The Sri Lankan rupee has plunged to a record low against the US dollar. Annual inflation is in the double digits. Import controls are in effect. And the country is teetering on the edge of default Sri Lanka is now turning to foreign assistance for help, including its two biggest trading partners. China is considering offering $ 2.5 billion more over the $ 2.8 billion already extended and India has put up $ 2.4 billion. And President Gotabaya Rajapaksa’s government is currently in negotiations with the International Monetary Fund and the World Bank for a bigger aid package – something he had previously resisted, to avoid the often-onerous terms they require. Sri Lanka, which gained its independence from Britain in 1948, only recently emerged from a deadly and costly 26-year civil war.
The export controls caused shortages of essential goods like cooking gas and milk, and defending the currency drained Sri Lanka’s foreign reserves. Moreover, remittances began to drop as the black-market value of the rupee fell, leading people to avoid converting US dollars to Sri Lankan rupees at the official rate or by official channels. Annual inflation has been estimated at as much as 55%, compared with the official rate of 14%.
By March, reverberations from the war in Ukraine, which drove up international prices of oil, wheat and many other commodities, finally forced the government to change course. Beyond the effect on the cost of imported goods, the war also further threatens Sri Lanka’s tourism industry as flights to Moscow are now suspended. Before the war, Russians frequently made up the biggest share of Sri Lankan tourists, with Ukrainians not far behind.
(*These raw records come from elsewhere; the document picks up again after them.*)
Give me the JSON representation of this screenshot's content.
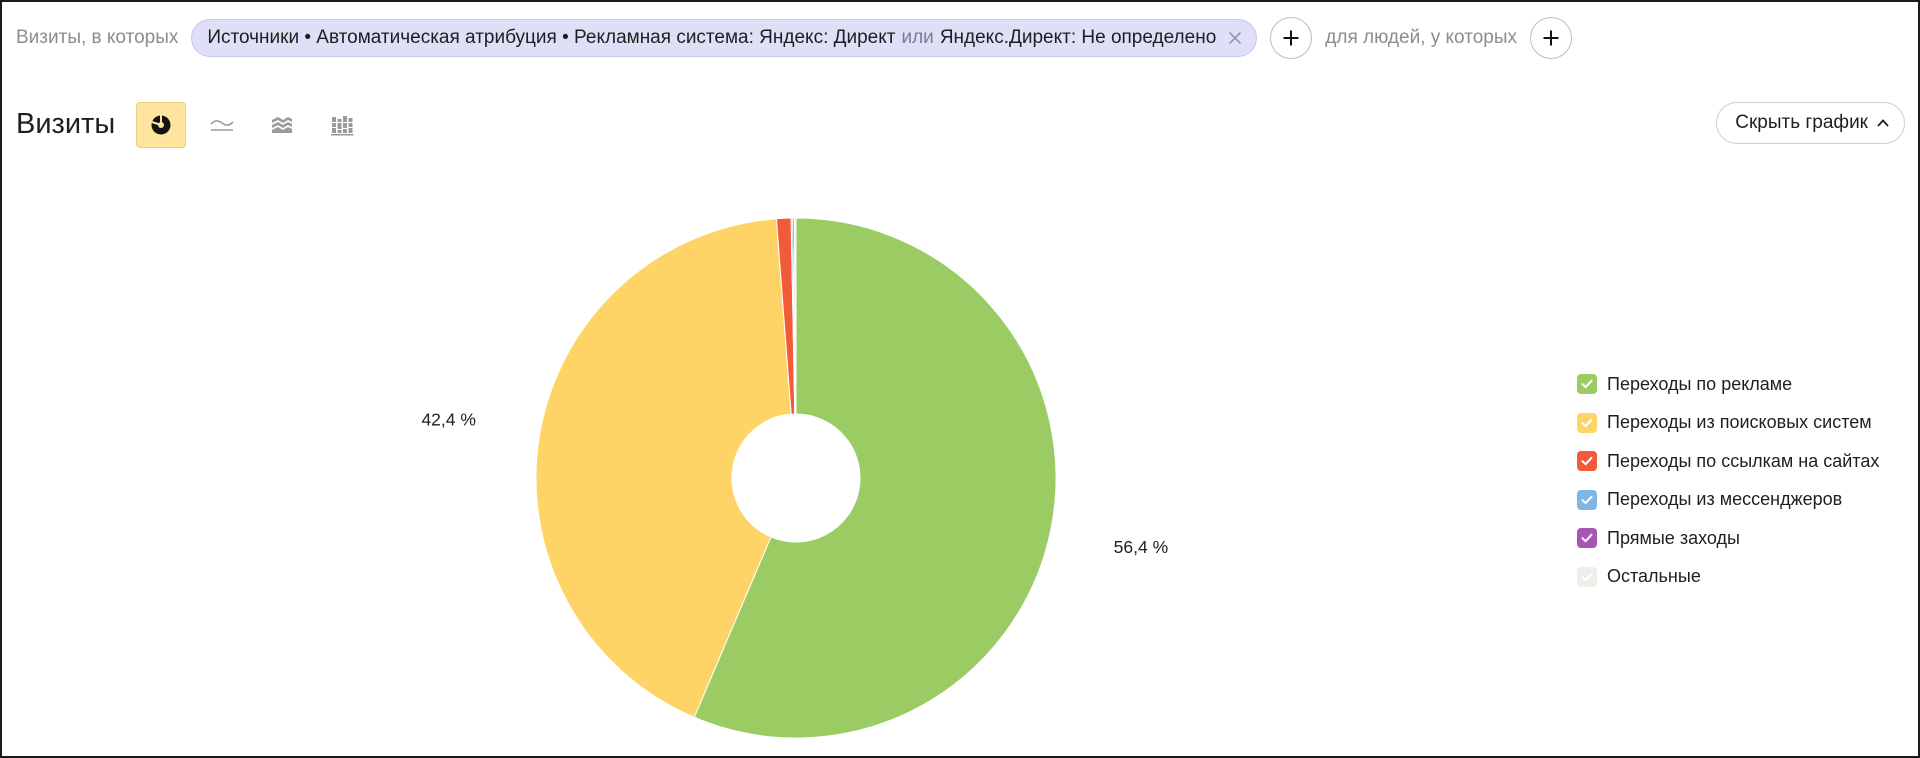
{
  "filter_bar": {
    "visits_prefix": "Визиты, в которых",
    "segment": {
      "condition": "Источники • Автоматическая атрибуция • Рекламная система: Яндекс: Директ",
      "operator": "или",
      "alternative": "Яндекс.Директ: Не определено",
      "remove_icon": "close-icon"
    },
    "add_visit_condition_icon": "plus-icon",
    "people_prefix": "для людей, у которых",
    "add_people_condition_icon": "plus-icon"
  },
  "report": {
    "title": "Визиты",
    "chart_types": [
      {
        "icon": "pie-chart-icon",
        "active": true
      },
      {
        "icon": "line-chart-icon",
        "active": false
      },
      {
        "icon": "stacked-area-chart-icon",
        "active": false
      },
      {
        "icon": "stacked-bar-chart-icon",
        "active": false
      }
    ],
    "hide_chart_label": "Скрыть график",
    "hide_chart_icon": "chevron-up-icon",
    "accent_color": "#fee59d"
  },
  "chart_data": {
    "type": "pie",
    "donut": true,
    "legend_position": "right",
    "slices": [
      {
        "name": "Переходы по рекламе",
        "value": 56.4,
        "label": "56,4 %",
        "color": "#9bcb63",
        "checked": true
      },
      {
        "name": "Переходы из поисковых систем",
        "value": 42.4,
        "label": "42,4 %",
        "color": "#fed466",
        "checked": true
      },
      {
        "name": "Переходы по ссылкам на сайтах",
        "value": 0.9,
        "color": "#f25a3a",
        "checked": true
      },
      {
        "name": "Переходы из мессенджеров",
        "value": 0.1,
        "color": "#7eb7e5",
        "checked": true
      },
      {
        "name": "Прямые заходы",
        "value": 0.1,
        "color": "#a855b3",
        "checked": true
      },
      {
        "name": "Остальные",
        "value": 0.1,
        "color": "#efefea",
        "checked": true
      }
    ]
  }
}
Sri Lankan authorities had few other options than to allow the rupee to depreciate – which is expected to save billions of dollars a year – and seek International Monetary Fund assistance. Sri Lanka will likely also have to restructure its large debt load – by asking foreign bondholders to accept less than 100% of the value of their investments – to make it more sustainable.
Over 350 “non-essential” items are now banned for import, including milk, oranges and household appliances.
And the limited supply of goods that remain is getting more expensive every day. The price of cooking gas, for example, is almost three times higher than it was just five months ago.
Securing loans from the International Monetary Fund and the World Bank, along with short-term credit from China and India, may stabilize Sri Lanka’s economic and financial situation. But with protests growing and the austerity measures demanded by the lenders likely to prove unpopular, the government may find it hard to survive for long.